Sun Covered Town EP – 01 Winter Has Come by Golden Afternoon
Sun Covered Town EP – 02 Sun Covered Town by Golden Afternoon
At first glance, Elizabeth Messick looks sweet, fragile and unassuming. Her long dark hair hangs in delicate waves around her face, concealing only slightly her wide eyes and youthful, imp-like smile that could make even the meanest of curmudgeons want to pinch her cheeks. But then she starts to sing, and the strength and maturity in her soulful, jazz-style vocals will knock you to the ground. The twenty-one year old has been singing with Golden Afternoon for a grand total of 368 days (they celebrated their one year anniversary on December 3), and she and the band have already taken Orange County by storm. In the year they’ve been together, the band has released a 3-track EP on Bandcamp, played with a number of talented local acts, including Nicole Vaughn and Honeypie, and even picked up a residency at one of the OC’s coolest venues.
“It happened really fast,” Messick said of the band’s inception. She had previously played with indie band Matt Kollar and the Angry Mob – whose album, I might add, was the subject of my very first piece with OCMM – and was eager to keep perusing music when the band parted ways. Add band mates Scott Zschomler (Guitar/Piano/Vocals), Adam Churilla (Guitar/Mandolin/Vocals), Daniel Stonebraker (Bass Guitar/Ukulele Bass), and Ashay Shah (Drums), top it all off with an Alice In Wonderland-inspired name, and presto! Golden Afternoon was born, peddling their entrancing ukulele folk rock to the masses.
Elizabeth is the group’s chief songwriter. She told me, “Melodies just come to me…usually in the car… [Or] I just pick up an instrument and play random cords.” Andrew Bird inspires her, along with Leonard Cohen (“Even though I sound nothing like him,” she adds), Vashti Bunyan and Ella Fitzgerald. Clearly, these introspective, poignant artists have influenced her writing.
“I’m definitely a storyteller,” she says before pointing me to “Sun Covered Town:” a song about a family living in the 1930s Dust Bowl. Music is “literally the only thing [she’s] passionate about,” and music is “the best way [she] can deal with [life] and share it with the world.”
Of course, Messick is nothing if not a team player. Throughout our conversation, her admiration and respect for her fellow musicians is undeniably clear.
“What makes Golden Afternoon ‘Golden Afternoon’ is when I give [the song] to the guys,” she says of their unique sound.
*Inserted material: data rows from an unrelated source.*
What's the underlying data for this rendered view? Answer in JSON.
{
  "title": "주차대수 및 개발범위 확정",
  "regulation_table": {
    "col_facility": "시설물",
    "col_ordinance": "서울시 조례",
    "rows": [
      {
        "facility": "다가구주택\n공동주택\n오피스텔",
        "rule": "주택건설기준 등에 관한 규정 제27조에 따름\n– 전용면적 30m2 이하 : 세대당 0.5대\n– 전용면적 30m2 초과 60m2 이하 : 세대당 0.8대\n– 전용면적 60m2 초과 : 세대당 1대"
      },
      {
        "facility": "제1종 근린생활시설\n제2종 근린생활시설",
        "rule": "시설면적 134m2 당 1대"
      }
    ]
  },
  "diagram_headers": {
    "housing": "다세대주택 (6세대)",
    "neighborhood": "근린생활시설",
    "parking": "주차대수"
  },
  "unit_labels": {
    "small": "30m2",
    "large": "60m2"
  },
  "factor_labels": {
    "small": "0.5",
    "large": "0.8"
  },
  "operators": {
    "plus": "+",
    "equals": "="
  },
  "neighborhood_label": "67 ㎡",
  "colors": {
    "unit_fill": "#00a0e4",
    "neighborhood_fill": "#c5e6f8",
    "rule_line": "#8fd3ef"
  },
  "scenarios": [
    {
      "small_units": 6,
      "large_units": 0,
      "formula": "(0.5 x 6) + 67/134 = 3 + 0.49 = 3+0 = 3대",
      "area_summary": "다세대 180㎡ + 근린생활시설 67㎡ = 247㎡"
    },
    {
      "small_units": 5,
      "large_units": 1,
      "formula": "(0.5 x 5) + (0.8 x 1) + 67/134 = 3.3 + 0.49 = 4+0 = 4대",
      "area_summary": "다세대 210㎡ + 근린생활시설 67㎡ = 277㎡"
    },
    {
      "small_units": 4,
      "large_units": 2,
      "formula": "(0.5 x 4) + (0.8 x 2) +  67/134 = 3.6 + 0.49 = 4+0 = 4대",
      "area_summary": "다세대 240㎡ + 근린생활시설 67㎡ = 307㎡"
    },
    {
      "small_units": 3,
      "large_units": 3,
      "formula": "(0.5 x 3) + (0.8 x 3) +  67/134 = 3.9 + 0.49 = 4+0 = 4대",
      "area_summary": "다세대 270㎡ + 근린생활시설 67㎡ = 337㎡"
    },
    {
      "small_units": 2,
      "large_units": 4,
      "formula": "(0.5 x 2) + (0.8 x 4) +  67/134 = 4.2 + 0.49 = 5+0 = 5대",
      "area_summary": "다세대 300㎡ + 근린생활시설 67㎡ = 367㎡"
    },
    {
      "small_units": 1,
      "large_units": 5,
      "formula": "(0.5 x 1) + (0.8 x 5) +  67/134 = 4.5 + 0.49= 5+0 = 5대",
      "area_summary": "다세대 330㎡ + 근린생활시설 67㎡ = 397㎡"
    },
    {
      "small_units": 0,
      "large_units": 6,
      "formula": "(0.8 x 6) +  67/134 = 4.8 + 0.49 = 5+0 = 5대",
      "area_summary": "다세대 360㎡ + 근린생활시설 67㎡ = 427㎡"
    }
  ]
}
She considers them the roots and foundation of the band. This statement is not just metaphoric. “I like to wear flowers in my hair onstage, and the boys usually wear dark colors” – literally recreating the talking flower scene in Through the Looking-Glass, and What Alice Found There, though she quickly adds with a laugh, “I don’t think it comes across.”
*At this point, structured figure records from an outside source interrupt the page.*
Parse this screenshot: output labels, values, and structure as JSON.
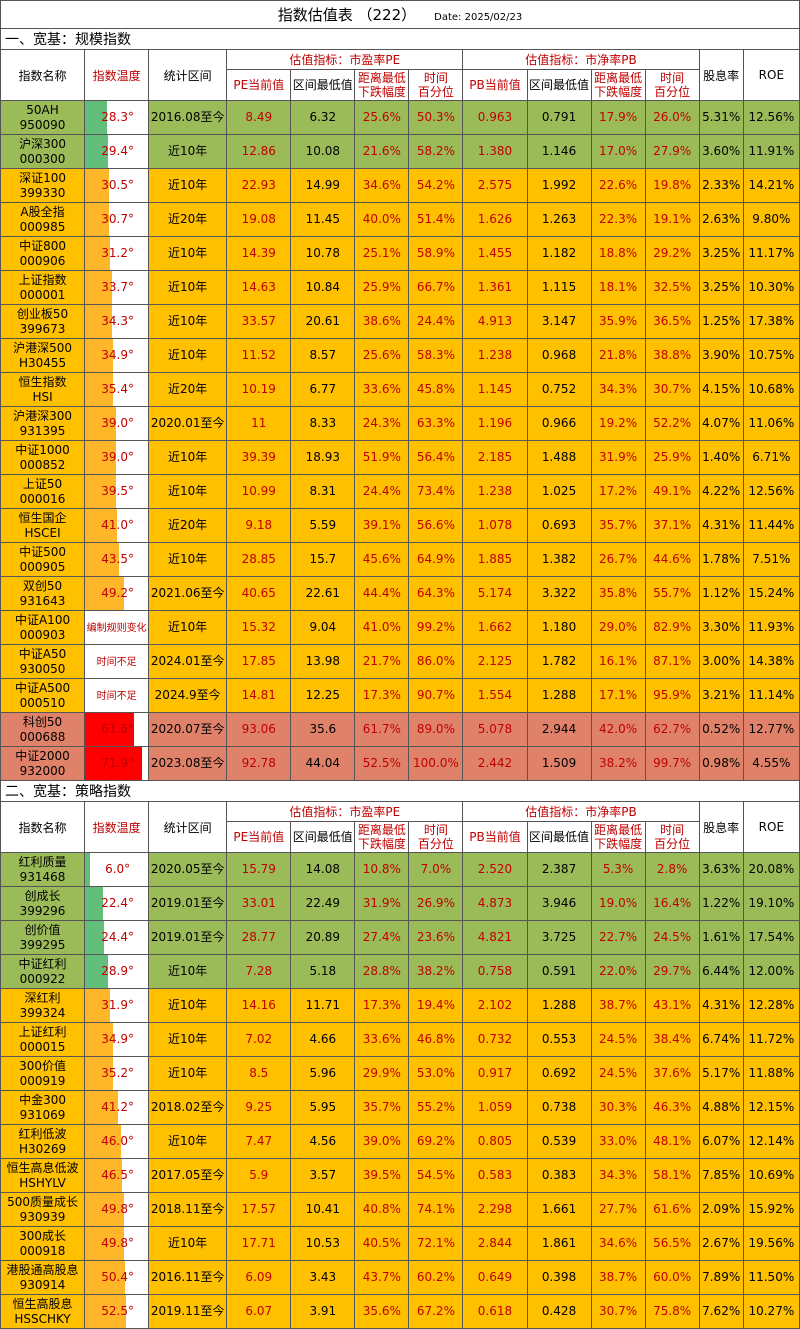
{
  "title": "指数估值表 （222）",
  "date": "Date:  2025/02/23",
  "colors": {
    "green": "#9bbb59",
    "orange": "#ffc000",
    "salmon": "#e0826a",
    "bar_green": "#63be7b",
    "bar_orange": "#ffb628",
    "bar_red": "#ff0000"
  },
  "headers": {
    "name": "指数名称",
    "temp": "指数温度",
    "range": "统计区间",
    "pe_group": "估值指标：市盈率PE",
    "pb_group": "估值指标：市净率PB",
    "pe_cur": "PE当前值",
    "pe_min": "区间最低值",
    "pe_drop": "距离最低\n下跌幅度",
    "pe_pct": "时间\n百分位",
    "pb_cur": "PB当前值",
    "pb_min": "区间最低值",
    "pb_drop": "距离最低\n下跌幅度",
    "pb_pct": "时间\n百分位",
    "div": "股息率",
    "roe": "ROE"
  },
  "sections": [
    {
      "title": "一、宽基：规模指数",
      "rows": [
        {
          "n1": "50AH",
          "n2": "950090",
          "temp": "28.3°",
          "level": 28.3,
          "range": "2016.08至今",
          "pe": "8.49",
          "pe_min": "6.32",
          "pe_drop": "25.6%",
          "pe_pct": "50.3%",
          "pb": "0.963",
          "pb_min": "0.791",
          "pb_drop": "17.9%",
          "pb_pct": "26.0%",
          "div": "5.31%",
          "roe": "12.56%",
          "color": "green"
        },
        {
          "n1": "沪深300",
          "n2": "000300",
          "temp": "29.4°",
          "level": 29.4,
          "range": "近10年",
          "pe": "12.86",
          "pe_min": "10.08",
          "pe_drop": "21.6%",
          "pe_pct": "58.2%",
          "pb": "1.380",
          "pb_min": "1.146",
          "pb_drop": "17.0%",
          "pb_pct": "27.9%",
          "div": "3.60%",
          "roe": "11.91%",
          "color": "green"
        },
        {
          "n1": "深证100",
          "n2": "399330",
          "temp": "30.5°",
          "level": 30.5,
          "range": "近10年",
          "pe": "22.93",
          "pe_min": "14.99",
          "pe_drop": "34.6%",
          "pe_pct": "54.2%",
          "pb": "2.575",
          "pb_min": "1.992",
          "pb_drop": "22.6%",
          "pb_pct": "19.8%",
          "div": "2.33%",
          "roe": "14.21%",
          "color": "orange"
        },
        {
          "n1": "A股全指",
          "n2": "000985",
          "temp": "30.7°",
          "level": 30.7,
          "range": "近20年",
          "pe": "19.08",
          "pe_min": "11.45",
          "pe_drop": "40.0%",
          "pe_pct": "51.4%",
          "pb": "1.626",
          "pb_min": "1.263",
          "pb_drop": "22.3%",
          "pb_pct": "19.1%",
          "div": "2.63%",
          "roe": "9.80%",
          "color": "orange"
        },
        {
          "n1": "中证800",
          "n2": "000906",
          "temp": "31.2°",
          "level": 31.2,
          "range": "近10年",
          "pe": "14.39",
          "pe_min": "10.78",
          "pe_drop": "25.1%",
          "pe_pct": "58.9%",
          "pb": "1.455",
          "pb_min": "1.182",
          "pb_drop": "18.8%",
          "pb_pct": "29.2%",
          "div": "3.25%",
          "roe": "11.17%",
          "color": "orange"
        },
        {
          "n1": "上证指数",
          "n2": "000001",
          "temp": "33.7°",
          "level": 33.7,
          "range": "近10年",
          "pe": "14.63",
          "pe_min": "10.84",
          "pe_drop": "25.9%",
          "pe_pct": "66.7%",
          "pb": "1.361",
          "pb_min": "1.115",
          "pb_drop": "18.1%",
          "pb_pct": "32.5%",
          "div": "3.25%",
          "roe": "10.30%",
          "color": "orange"
        },
        {
          "n1": "创业板50",
          "n2": "399673",
          "temp": "34.3°",
          "level": 34.3,
          "range": "近10年",
          "pe": "33.57",
          "pe_min": "20.61",
          "pe_drop": "38.6%",
          "pe_pct": "24.4%",
          "pb": "4.913",
          "pb_min": "3.147",
          "pb_drop": "35.9%",
          "pb_pct": "36.5%",
          "div": "1.25%",
          "roe": "17.38%",
          "color": "orange"
        },
        {
          "n1": "沪港深500",
          "n2": "H30455",
          "temp": "34.9°",
          "level": 34.9,
          "range": "近10年",
          "pe": "11.52",
          "pe_min": "8.57",
          "pe_drop": "25.6%",
          "pe_pct": "58.3%",
          "pb": "1.238",
          "pb_min": "0.968",
          "pb_drop": "21.8%",
          "pb_pct": "38.8%",
          "div": "3.90%",
          "roe": "10.75%",
          "color": "orange"
        },
        {
          "n1": "恒生指数",
          "n2": "HSI",
          "temp": "35.4°",
          "level": 35.4,
          "range": "近20年",
          "pe": "10.19",
          "pe_min": "6.77",
          "pe_drop": "33.6%",
          "pe_pct": "45.8%",
          "pb": "1.145",
          "pb_min": "0.752",
          "pb_drop": "34.3%",
          "pb_pct": "30.7%",
          "div": "4.15%",
          "roe": "10.68%",
          "color": "orange"
        },
        {
          "n1": "沪港深300",
          "n2": "931395",
          "temp": "39.0°",
          "level": 39.0,
          "range": "2020.01至今",
          "pe": "11",
          "pe_min": "8.33",
          "pe_drop": "24.3%",
          "pe_pct": "63.3%",
          "pb": "1.196",
          "pb_min": "0.966",
          "pb_drop": "19.2%",
          "pb_pct": "52.2%",
          "div": "4.07%",
          "roe": "11.06%",
          "color": "orange"
        },
        {
          "n1": "中证1000",
          "n2": "000852",
          "temp": "39.0°",
          "level": 39.0,
          "range": "近10年",
          "pe": "39.39",
          "pe_min": "18.93",
          "pe_drop": "51.9%",
          "pe_pct": "56.4%",
          "pb": "2.185",
          "pb_min": "1.488",
          "pb_drop": "31.9%",
          "pb_pct": "25.9%",
          "div": "1.40%",
          "roe": "6.71%",
          "color": "orange"
        },
        {
          "n1": "上证50",
          "n2": "000016",
          "temp": "39.5°",
          "level": 39.5,
          "range": "近10年",
          "pe": "10.99",
          "pe_min": "8.31",
          "pe_drop": "24.4%",
          "pe_pct": "73.4%",
          "pb": "1.238",
          "pb_min": "1.025",
          "pb_drop": "17.2%",
          "pb_pct": "49.1%",
          "div": "4.22%",
          "roe": "12.56%",
          "color": "orange"
        },
        {
          "n1": "恒生国企",
          "n2": "HSCEI",
          "temp": "41.0°",
          "level": 41.0,
          "range": "近20年",
          "pe": "9.18",
          "pe_min": "5.59",
          "pe_drop": "39.1%",
          "pe_pct": "56.6%",
          "pb": "1.078",
          "pb_min": "0.693",
          "pb_drop": "35.7%",
          "pb_pct": "37.1%",
          "div": "4.31%",
          "roe": "11.44%",
          "color": "orange"
        },
        {
          "n1": "中证500",
          "n2": "000905",
          "temp": "43.5°",
          "level": 43.5,
          "range": "近10年",
          "pe": "28.85",
          "pe_min": "15.7",
          "pe_drop": "45.6%",
          "pe_pct": "64.9%",
          "pb": "1.885",
          "pb_min": "1.382",
          "pb_drop": "26.7%",
          "pb_pct": "44.6%",
          "div": "1.78%",
          "roe": "7.51%",
          "color": "orange"
        },
        {
          "n1": "双创50",
          "n2": "931643",
          "temp": "49.2°",
          "level": 49.2,
          "range": "2021.06至今",
          "pe": "40.65",
          "pe_min": "22.61",
          "pe_drop": "44.4%",
          "pe_pct": "64.3%",
          "pb": "5.174",
          "pb_min": "3.322",
          "pb_drop": "35.8%",
          "pb_pct": "55.7%",
          "div": "1.12%",
          "roe": "15.24%",
          "color": "orange"
        },
        {
          "n1": "中证A100",
          "n2": "000903",
          "temp": "",
          "note": "编制规则变化",
          "range": "近10年",
          "pe": "15.32",
          "pe_min": "9.04",
          "pe_drop": "41.0%",
          "pe_pct": "99.2%",
          "pb": "1.662",
          "pb_min": "1.180",
          "pb_drop": "29.0%",
          "pb_pct": "82.9%",
          "div": "3.30%",
          "roe": "11.93%",
          "color": "orange"
        },
        {
          "n1": "中证A50",
          "n2": "930050",
          "temp": "",
          "note": "时间不足",
          "range": "2024.01至今",
          "pe": "17.85",
          "pe_min": "13.98",
          "pe_drop": "21.7%",
          "pe_pct": "86.0%",
          "pb": "2.125",
          "pb_min": "1.782",
          "pb_drop": "16.1%",
          "pb_pct": "87.1%",
          "div": "3.00%",
          "roe": "14.38%",
          "color": "orange"
        },
        {
          "n1": "中证A500",
          "n2": "000510",
          "temp": "",
          "note": "时间不足",
          "range": "2024.9至今",
          "pe": "14.81",
          "pe_min": "12.25",
          "pe_drop": "17.3%",
          "pe_pct": "90.7%",
          "pb": "1.554",
          "pb_min": "1.288",
          "pb_drop": "17.1%",
          "pb_pct": "95.9%",
          "div": "3.21%",
          "roe": "11.14%",
          "color": "orange"
        },
        {
          "n1": "科创50",
          "n2": "000688",
          "temp": "61.6°",
          "level": 61.6,
          "range": "2020.07至今",
          "pe": "93.06",
          "pe_min": "35.6",
          "pe_drop": "61.7%",
          "pe_pct": "89.0%",
          "pb": "5.078",
          "pb_min": "2.944",
          "pb_drop": "42.0%",
          "pb_pct": "62.7%",
          "div": "0.52%",
          "roe": "12.77%",
          "color": "salmon"
        },
        {
          "n1": "中证2000",
          "n2": "932000",
          "temp": "71.9°",
          "level": 71.9,
          "range": "2023.08至今",
          "pe": "92.78",
          "pe_min": "44.04",
          "pe_drop": "52.5%",
          "pe_pct": "100.0%",
          "pb": "2.442",
          "pb_min": "1.509",
          "pb_drop": "38.2%",
          "pb_pct": "99.7%",
          "div": "0.98%",
          "roe": "4.55%",
          "color": "salmon"
        }
      ]
    },
    {
      "title": "二、宽基：策略指数",
      "rows": [
        {
          "n1": "红利质量",
          "n2": "931468",
          "temp": "6.0°",
          "level": 6.0,
          "range": "2020.05至今",
          "pe": "15.79",
          "pe_min": "14.08",
          "pe_drop": "10.8%",
          "pe_pct": "7.0%",
          "pb": "2.520",
          "pb_min": "2.387",
          "pb_drop": "5.3%",
          "pb_pct": "2.8%",
          "div": "3.63%",
          "roe": "20.08%",
          "color": "green"
        },
        {
          "n1": "创成长",
          "n2": "399296",
          "temp": "22.4°",
          "level": 22.4,
          "range": "2019.01至今",
          "pe": "33.01",
          "pe_min": "22.49",
          "pe_drop": "31.9%",
          "pe_pct": "26.9%",
          "pb": "4.873",
          "pb_min": "3.946",
          "pb_drop": "19.0%",
          "pb_pct": "16.4%",
          "div": "1.22%",
          "roe": "19.10%",
          "color": "green"
        },
        {
          "n1": "创价值",
          "n2": "399295",
          "temp": "24.4°",
          "level": 24.4,
          "range": "2019.01至今",
          "pe": "28.77",
          "pe_min": "20.89",
          "pe_drop": "27.4%",
          "pe_pct": "23.6%",
          "pb": "4.821",
          "pb_min": "3.725",
          "pb_drop": "22.7%",
          "pb_pct": "24.5%",
          "div": "1.61%",
          "roe": "17.54%",
          "color": "green"
        },
        {
          "n1": "中证红利",
          "n2": "000922",
          "temp": "28.9°",
          "level": 28.9,
          "range": "近10年",
          "pe": "7.28",
          "pe_min": "5.18",
          "pe_drop": "28.8%",
          "pe_pct": "38.2%",
          "pb": "0.758",
          "pb_min": "0.591",
          "pb_drop": "22.0%",
          "pb_pct": "29.7%",
          "div": "6.44%",
          "roe": "12.00%",
          "color": "green"
        },
        {
          "n1": "深红利",
          "n2": "399324",
          "temp": "31.9°",
          "level": 31.9,
          "range": "近10年",
          "pe": "14.16",
          "pe_min": "11.71",
          "pe_drop": "17.3%",
          "pe_pct": "19.4%",
          "pb": "2.102",
          "pb_min": "1.288",
          "pb_drop": "38.7%",
          "pb_pct": "43.1%",
          "div": "4.31%",
          "roe": "12.28%",
          "color": "orange"
        },
        {
          "n1": "上证红利",
          "n2": "000015",
          "temp": "34.9°",
          "level": 34.9,
          "range": "近10年",
          "pe": "7.02",
          "pe_min": "4.66",
          "pe_drop": "33.6%",
          "pe_pct": "46.8%",
          "pb": "0.732",
          "pb_min": "0.553",
          "pb_drop": "24.5%",
          "pb_pct": "38.4%",
          "div": "6.74%",
          "roe": "11.72%",
          "color": "orange"
        },
        {
          "n1": "300价值",
          "n2": "000919",
          "temp": "35.2°",
          "level": 35.2,
          "range": "近10年",
          "pe": "8.5",
          "pe_min": "5.96",
          "pe_drop": "29.9%",
          "pe_pct": "53.0%",
          "pb": "0.917",
          "pb_min": "0.692",
          "pb_drop": "24.5%",
          "pb_pct": "37.6%",
          "div": "5.17%",
          "roe": "11.88%",
          "color": "orange"
        },
        {
          "n1": "中金300",
          "n2": "931069",
          "temp": "41.2°",
          "level": 41.2,
          "range": "2018.02至今",
          "pe": "9.25",
          "pe_min": "5.95",
          "pe_drop": "35.7%",
          "pe_pct": "55.2%",
          "pb": "1.059",
          "pb_min": "0.738",
          "pb_drop": "30.3%",
          "pb_pct": "46.3%",
          "div": "4.88%",
          "roe": "12.15%",
          "color": "orange"
        },
        {
          "n1": "红利低波",
          "n2": "H30269",
          "temp": "46.0°",
          "level": 46.0,
          "range": "近10年",
          "pe": "7.47",
          "pe_min": "4.56",
          "pe_drop": "39.0%",
          "pe_pct": "69.2%",
          "pb": "0.805",
          "pb_min": "0.539",
          "pb_drop": "33.0%",
          "pb_pct": "48.1%",
          "div": "6.07%",
          "roe": "12.14%",
          "color": "orange"
        },
        {
          "n1": "恒生高息低波",
          "n2": "HSHYLV",
          "temp": "46.5°",
          "level": 46.5,
          "range": "2017.05至今",
          "pe": "5.9",
          "pe_min": "3.57",
          "pe_drop": "39.5%",
          "pe_pct": "54.5%",
          "pb": "0.583",
          "pb_min": "0.383",
          "pb_drop": "34.3%",
          "pb_pct": "58.1%",
          "div": "7.85%",
          "roe": "10.69%",
          "color": "orange"
        },
        {
          "n1": "500质量成长",
          "n2": "930939",
          "temp": "49.8°",
          "level": 49.8,
          "range": "2018.11至今",
          "pe": "17.57",
          "pe_min": "10.41",
          "pe_drop": "40.8%",
          "pe_pct": "74.1%",
          "pb": "2.298",
          "pb_min": "1.661",
          "pb_drop": "27.7%",
          "pb_pct": "61.6%",
          "div": "2.09%",
          "roe": "15.92%",
          "color": "orange"
        },
        {
          "n1": "300成长",
          "n2": "000918",
          "temp": "49.8°",
          "level": 49.8,
          "range": "近10年",
          "pe": "17.71",
          "pe_min": "10.53",
          "pe_drop": "40.5%",
          "pe_pct": "72.1%",
          "pb": "2.844",
          "pb_min": "1.861",
          "pb_drop": "34.6%",
          "pb_pct": "56.5%",
          "div": "2.67%",
          "roe": "19.56%",
          "color": "orange"
        },
        {
          "n1": "港股通高股息",
          "n2": "930914",
          "temp": "50.4°",
          "level": 50.4,
          "range": "2016.11至今",
          "pe": "6.09",
          "pe_min": "3.43",
          "pe_drop": "43.7%",
          "pe_pct": "60.2%",
          "pb": "0.649",
          "pb_min": "0.398",
          "pb_drop": "38.7%",
          "pb_pct": "60.0%",
          "div": "7.89%",
          "roe": "11.50%",
          "color": "orange"
        },
        {
          "n1": "恒生高股息",
          "n2": "HSSCHKY",
          "temp": "52.5°",
          "level": 52.5,
          "range": "2019.11至今",
          "pe": "6.07",
          "pe_min": "3.91",
          "pe_drop": "35.6%",
          "pe_pct": "67.2%",
          "pb": "0.618",
          "pb_min": "0.428",
          "pb_drop": "30.7%",
          "pb_pct": "75.8%",
          "div": "7.62%",
          "roe": "10.27%",
          "color": "orange"
        }
      ]
    }
  ]
}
When I ask Elizabeth if she’s experienced any struggles being the only girl in the band, she excitedly responds, “Oh, I can’t tell you how many essays I’ve written about that in school!” Female-fronted bands are constantly facing criticism of being called gimmicky or insincere, but Messick had some words of wisdom to counteract the skeptics:
“It’s really difficult, but you just have to see it as a personal thing… when I’m on stage, I’m completely vulnerable… [and] if you think I’m gimmicky, you think I’m gimmicky, and if you think I look like Zooey Deschanel, then you think I look like Zooey Deschanel.” The confidence with which she approaches her music shines through in her performances and rightly so. She is a truly organic and mesmerizing vocalist, as far from gimmicky as can be though I can’t say I don’t see the resemblance to Deschanel.
Golden Afternoon looks forward to recording new material and bringing the music to the next level with complex songs, complete with more instruments and harmonies. For now, the band will be spending December at La Cave, where they have a residency every Tuesday night (tonight is night one – hint, hint).